トランプ氏の豹変を受けて、2016年11~12月には、「トランプ・ラリー」と呼ばれる株高・ドル高が進みました。
トランプ大統領の経済政策
大統領選期間の発言では、トランプ大統領は低所得者層の味方で、大企業や富裕層に厳しいイメージでした。ところが、実際にやったことはその逆でした。大規模減税では、大企業・富裕層に大いなるメリットを与えました。その財源として、低所得者向けの給付カットを行いました。

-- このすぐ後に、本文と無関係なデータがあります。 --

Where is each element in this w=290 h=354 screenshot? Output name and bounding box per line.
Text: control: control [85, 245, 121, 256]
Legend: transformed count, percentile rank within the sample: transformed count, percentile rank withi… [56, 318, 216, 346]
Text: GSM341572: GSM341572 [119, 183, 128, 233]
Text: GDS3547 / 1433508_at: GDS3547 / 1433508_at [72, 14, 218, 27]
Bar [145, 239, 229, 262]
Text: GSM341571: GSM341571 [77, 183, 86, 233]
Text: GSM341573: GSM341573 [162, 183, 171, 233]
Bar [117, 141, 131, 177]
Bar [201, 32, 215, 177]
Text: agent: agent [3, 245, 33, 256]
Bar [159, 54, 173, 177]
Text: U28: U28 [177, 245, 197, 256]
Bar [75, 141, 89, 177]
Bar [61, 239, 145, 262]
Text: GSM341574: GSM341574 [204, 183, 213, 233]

これまでの共和党大統領と異なる異端児と見られていましたが、実際はきわめて資本主義色の強い、伝統的な共和党の政策を実行してきたと言えます。米国株式市場は、トランプ大統領の「豹変」を好感して、大きく上昇しました。
EUとの通商交渉
徹底的に戦う姿勢を見せながら、ある程度、EU(欧州連合)側の譲歩を得られるメドがたつと、一転して友好的な姿勢に転じました。
日本との通商交渉
徹底的に戦う姿勢を見せておいて、突如友好的になり、また厳しい姿勢を見せるなど、ころころと態度を変えています。
北朝鮮との外交交渉
明日にも米国から先制攻撃を仕掛けるような姿勢を見せておいて、突如、米朝首脳会談に応じる豹変ぶりを見せました。
このように、トランプ大統領は、いい意味でも悪い意味でも、「豹変」を繰り返してきました。中間選挙の結果が出たあと、また豹変することはないのでしょうか?
ベストシナリオは以下の通りです。共和党が予想以上の勝利を収めた後、トランプ大統領が豹変して、「中国との交渉で融和姿勢を見せる」ことです。トランプ大統領の強いリーダーシップの元で、米中関係が改善に向かう期待が出れば、世界的な株高につながるでしょう。
ただし、ワーストシナリオも考えることはできます。共和党が敗北し、指導力を失ったトランプ大統領が「対外強硬策をさらに強める」シナリオです。可能性は低いと思いますが、想定はしておきます。
以上、結論のない話で恐縮ですが、さまざまな可能性に対し、柔軟に対応できるように、心の準備をしておく必要があると思います。